Dicha obra es una de las que formarían parte del Programa Nacional de Infraestructura del actual gobierno federal, toda vez que se prevé que la convocatoria de licitación nacional se publique durante el primer semestre del 2021.

“El proyecto consiste en el diseño, construcción, equipamiento, operación y mantenimiento de un sistema de transporte masivo férreo, con una longitud aproximada de 12.9 km. Se pretende beneficiar a 230,000 habitantes de la zona. Se prevé que el recorrido se realice en 23 minutos por sentido y que cuente con siete estaciones”, se menciona en la plataforma Proyectos México, a cargo de la Secretaría de Hacienda y Banobras.

Con base en información preliminar, el sistema férreo podría ser independiente del Sistema de Transporte Colectivo (Metro) y la modalidad de desarrollo a cargo del sector privado podría hacerlo realidad, toda vez que ha sido una promesa desde hace más de 10 años. De acuerdo con la plataforma, la Secretaría de Comunicaciones del Estado de México está liderando el proyecto del sistema, que se sabe ya ha generado el interés de por lo menos dos empresas del sector.
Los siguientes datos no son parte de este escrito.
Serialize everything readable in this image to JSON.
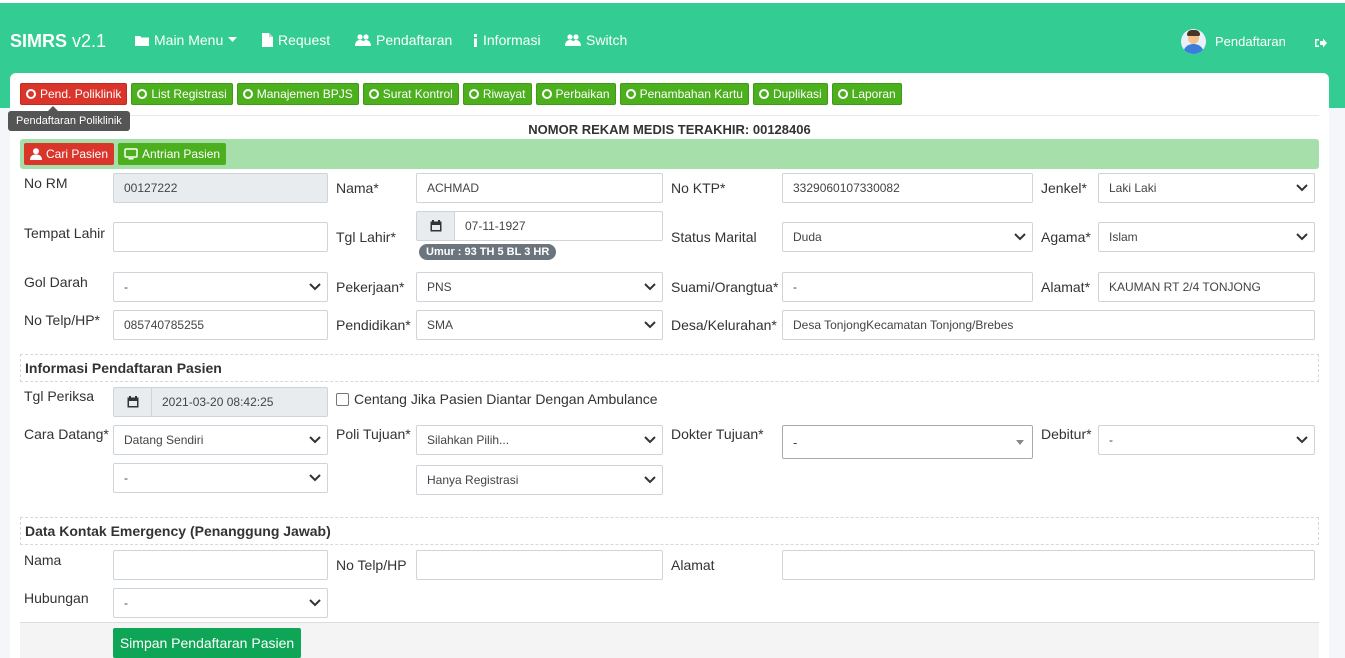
{
  "app": {
    "brand": "SIMRS",
    "version": "v2.1"
  },
  "nav": {
    "main_menu": "Main Menu",
    "request": "Request",
    "pendaftaran": "Pendaftaran",
    "informasi": "Informasi",
    "switch": "Switch",
    "user": "Pendaftaran"
  },
  "tabs": [
    {
      "label": "Pend. Poliklinik",
      "active": true
    },
    {
      "label": "List Registrasi"
    },
    {
      "label": "Manajemen BPJS"
    },
    {
      "label": "Surat Kontrol"
    },
    {
      "label": "Riwayat"
    },
    {
      "label": "Perbaikan"
    },
    {
      "label": "Penambahan Kartu"
    },
    {
      "label": "Duplikasi"
    },
    {
      "label": "Laporan"
    }
  ],
  "tooltip": "Pendaftaran Poliklinik",
  "rm_title": "NOMOR REKAM MEDIS TERAKHIR: 00128406",
  "actions": {
    "cari_pasien": "Cari Pasien",
    "antrian_pasien": "Antrian Pasien"
  },
  "patient": {
    "no_rm": {
      "label": "No RM",
      "value": "00127222"
    },
    "nama": {
      "label": "Nama*",
      "value": "ACHMAD"
    },
    "no_ktp": {
      "label": "No KTP*",
      "value": "3329060107330082"
    },
    "jenkel": {
      "label": "Jenkel*",
      "value": "Laki Laki"
    },
    "tempat_lahir": {
      "label": "Tempat Lahir",
      "value": ""
    },
    "tgl_lahir": {
      "label": "Tgl Lahir*",
      "value": "07-11-1927",
      "umur": "Umur : 93 TH 5 BL 3 HR"
    },
    "status_marital": {
      "label": "Status Marital",
      "value": "Duda"
    },
    "agama": {
      "label": "Agama*",
      "value": "Islam"
    },
    "gol_darah": {
      "label": "Gol Darah",
      "value": "-"
    },
    "pekerjaan": {
      "label": "Pekerjaan*",
      "value": "PNS"
    },
    "suami_orangtua": {
      "label": "Suami/Orangtua*",
      "value": "-"
    },
    "alamat": {
      "label": "Alamat*",
      "value": "KAUMAN RT 2/4 TONJONG"
    },
    "no_telp": {
      "label": "No Telp/HP*",
      "value": "085740785255"
    },
    "pendidikan": {
      "label": "Pendidikan*",
      "value": "SMA"
    },
    "desa": {
      "label": "Desa/Kelurahan*",
      "value": "Desa TonjongKecamatan Tonjong/Brebes"
    }
  },
  "registration": {
    "section_title": "Informasi Pendaftaran Pasien",
    "tgl_periksa": {
      "label": "Tgl Periksa",
      "value": "2021-03-20 08:42:25"
    },
    "ambulance_label": "Centang Jika Pasien Diantar Dengan Ambulance",
    "cara_datang": {
      "label": "Cara Datang*",
      "value": "Datang Sendiri",
      "value2": "-"
    },
    "poli_tujuan": {
      "label": "Poli Tujuan*",
      "value": "Silahkan Pilih...",
      "value2": "Hanya Registrasi"
    },
    "dokter_tujuan": {
      "label": "Dokter Tujuan*",
      "value": "-"
    },
    "debitur": {
      "label": "Debitur*",
      "value": "-"
    }
  },
  "emergency": {
    "section_title": "Data Kontak Emergency (Penanggung Jawab)",
    "nama": {
      "label": "Nama",
      "value": ""
    },
    "no_telp": {
      "label": "No Telp/HP",
      "value": ""
    },
    "alamat": {
      "label": "Alamat",
      "value": ""
    },
    "hubungan": {
      "label": "Hubungan",
      "value": "-"
    }
  },
  "save_button": "Simpan Pendaftaran Pasien",
  "colors": {
    "header": "#33cc93",
    "tab": "#4caf1d",
    "tab_active": "#d9352b",
    "action_bar": "#a6dfaa",
    "save": "#0fa557"
  }
}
La participación de la SCT

Este año, la SCT lanzó una convocatoria para actualizar los estudios de preinversión para la extensión de la Línea A del Metro, en el tramo Chalco-La Paz, y en su caso “la implementación de un sistema férreo entre los municipios de Chalco, Valle de Chalco, Ixtapaluca, La Paz, Chimalhuacán, Chicoloapan, Iztapalapa y Tláhuac”.

El concurso fue ganado por la firma mexicana Cal y Mayor, que hizo una oferta para realizar el servicio por 17.9 millones de pesos. De acuerdo con el contrato, los estudios debieron estar concluidos en agosto pasado.

“Al crecimiento expansivo en población y parque vehicular en la zona de estudio responde una menor densidad habitacional y una mayor densidad de las actividades comerciales, industriales y de servicios, lo que se traduce en mayores desplazamientos de la población y consecuentemente en la necesidad de una mayor infraestructura de transporte. Las variables de transporte muestran la necesidad de inversiones en nuevos sistemas de transporte masivo más modernos y eficientes”, consideró la dependencia.

La velocidad promedio para el tránsito general en las principales vías de comunicación de los municipios involucrados es de entre 9.2 km/h en hora de máxima demanda y 34.12 km/h en hora valle, por lo que es necesario reducirla y generar un mejor nivel de vida.